Las habilidades políticas de Claudio resaltaron en contraste con las de Calígula y las de toda una dinastía que dejó para la historia más intrigas palaciegas que cualquier otra cosa. Claudio le trajo gobernabilidad al imperio, sobre todo tras ganarse al Ejército, luego del desastre que dejó su antecesor.

Pero si alguien destacaba por sus dotes para la política era Mesalina, su segunda esposa. Como bien afirma Alejandra Vallejo Nájera, de Mesalina se han escrito muchas falacias machistas que no vale ni siquiera repetir aquí; lo importante de su trayectoria es que se movía hábilmente detrás del poder (en el Senado, en la economía, en la milicia), y tenía gran influencia en la política imperial gracias a la influencia que ejercía sobre Claudio. Los historiadores dan cuenta de cómo éste se comportaba como adolescente enamorado frente a su joven esposa, llegando, incluso, a recitarle poesías públicamente y a dedicarle la construcción de pequeñas estatuas.

Quizás el único error de la política Mesalina fue que, no conforme con su influencia, poder y enriquecimiento, le encantaba hacer gala de su poder. En las apariciones públicas le gustaba ponerse detrás de Claudio, pero por delante de generales condecorados. Además, el emperador le permitía desfilar en una carroza que únicamente podían usar las vestales, algo impensable en otra época. Lo mismo pasaba con sus alianzas, tanto políticas como afectivas, a las que presumía y luego desechaba alegremente. Con todo esto, cosechó muchos enemigos y trastocó un orden político en el que guardar las apariencias públicas era muy importante.

Fueron estos desplantes los que la condenaron, pues, después de un error de cálculo al tratar de traicionar a Claudio para derrocarlo, no tuvo aliados suficientes que la respaldaran y terminó siendo asesinada y enterrada sin pena ni gloria, dejando un heredero al trono, Británico.

Luego del duelo de la traición, Claudio pidió que se derribaran todas las estatuas y lienzos que hacían referencia a su exesposa, y tiempo después se casó nuevamente con una joven, Agripina, quien tenía un hijo. Finalmente murió envenenado, no sin antes quitarle la sucesión a Británico y dársela al hijo de Agripina: Nerón.
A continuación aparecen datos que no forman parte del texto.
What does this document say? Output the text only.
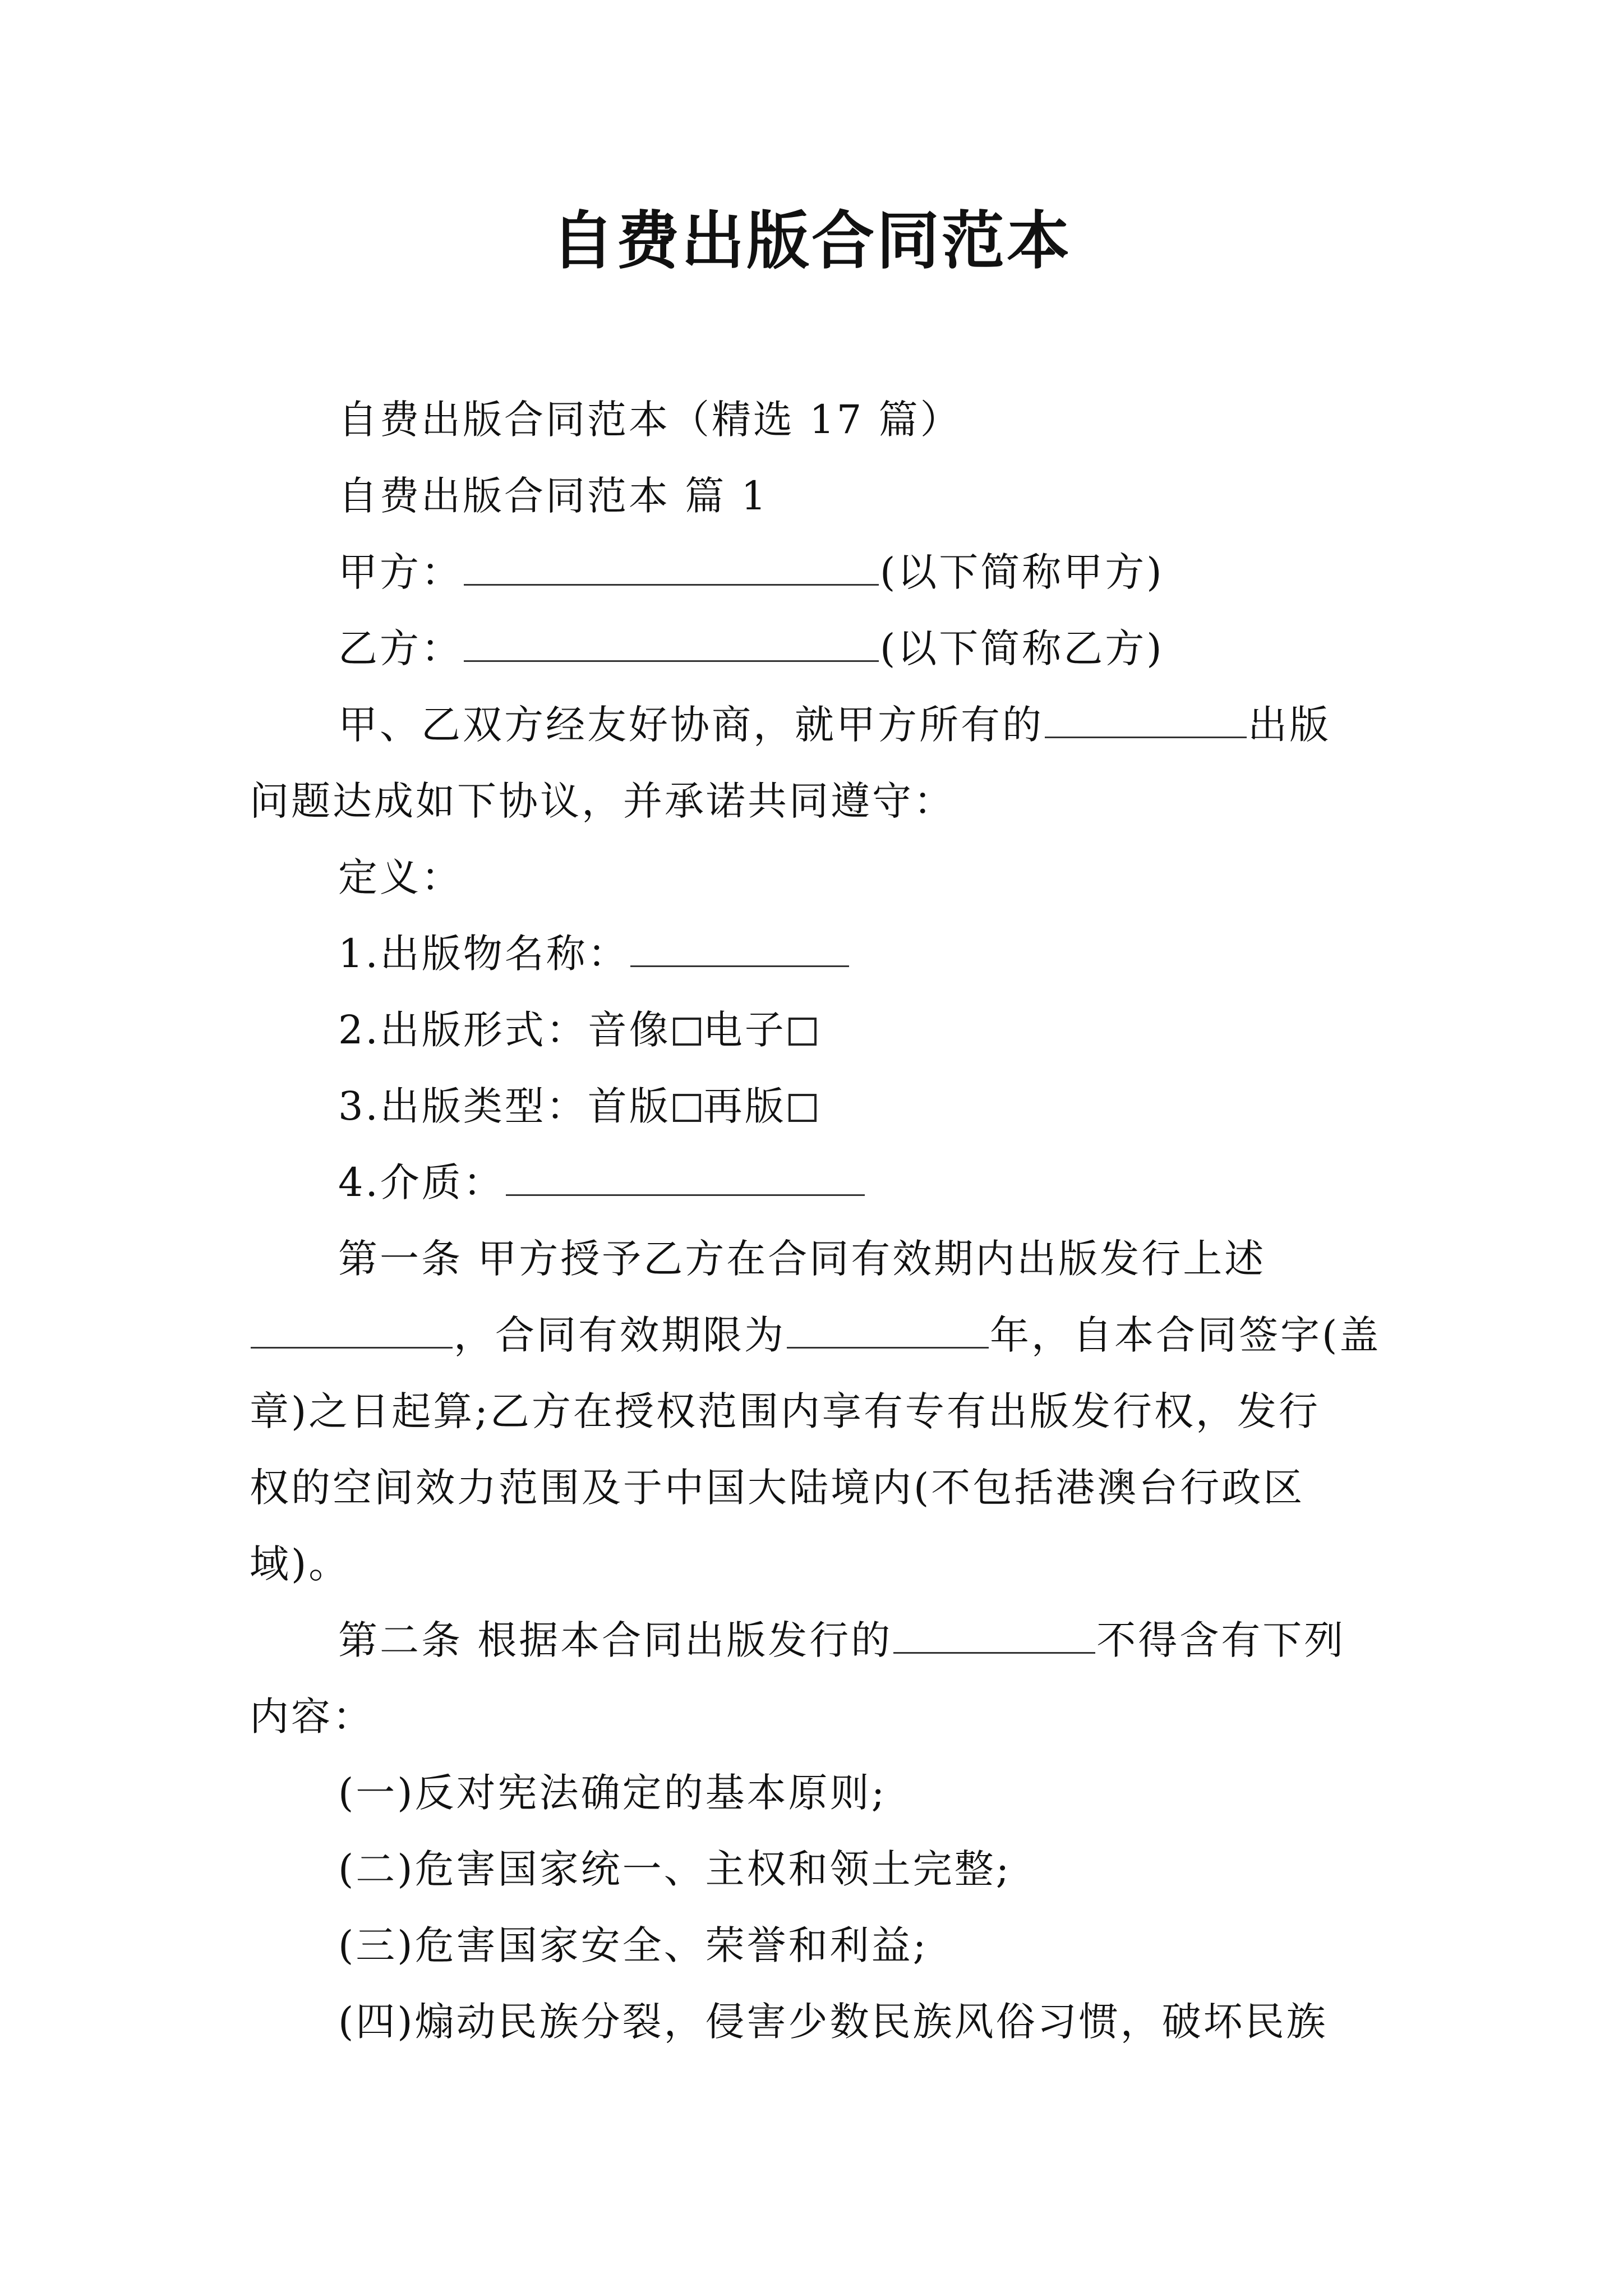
自费出版合同范本

自费出版合同范本（精选 17 篇）

自费出版合同范本 篇 1

甲方：	(以下简称甲方)

乙方：	(以下简称乙方)

甲、乙双方经友好协商，就甲方所有的	出版

问题达成如下协议，并承诺共同遵守：

定义：

1.出版物名称：

2.出版形式：音像 电子

3.出版类型：首版 再版

4.介质：

第一条 甲方授予乙方在合同有效期内出版发行上述

，合同有效期限为	年，自本合同签字(盖

章)之日起算;乙方在授权范围内享有专有出版发行权，发行

权的空间效力范围及于中国大陆境内(不包括港澳台行政区

域)。

第二条 根据本合同出版发行的	不得含有下列

内容：

(一)反对宪法确定的基本原则;

(二)危害国家统一、主权和领土完整;

(三)危害国家安全、荣誉和利益;

(四)煽动民族分裂，侵害少数民族风俗习惯，破坏民族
Después de eso, la historiografía olvidó las aportaciones de Claudio al Imperio  y lo encasilló como el sucesor que nadie esperaba, a quien le gustaba casarse con mujeres a las que les doblaba la edad y que, como decía su madre Antonia la Menor, era débil y muy tonto.

Y todo por la publicitación desmedida de los afectos y del poder.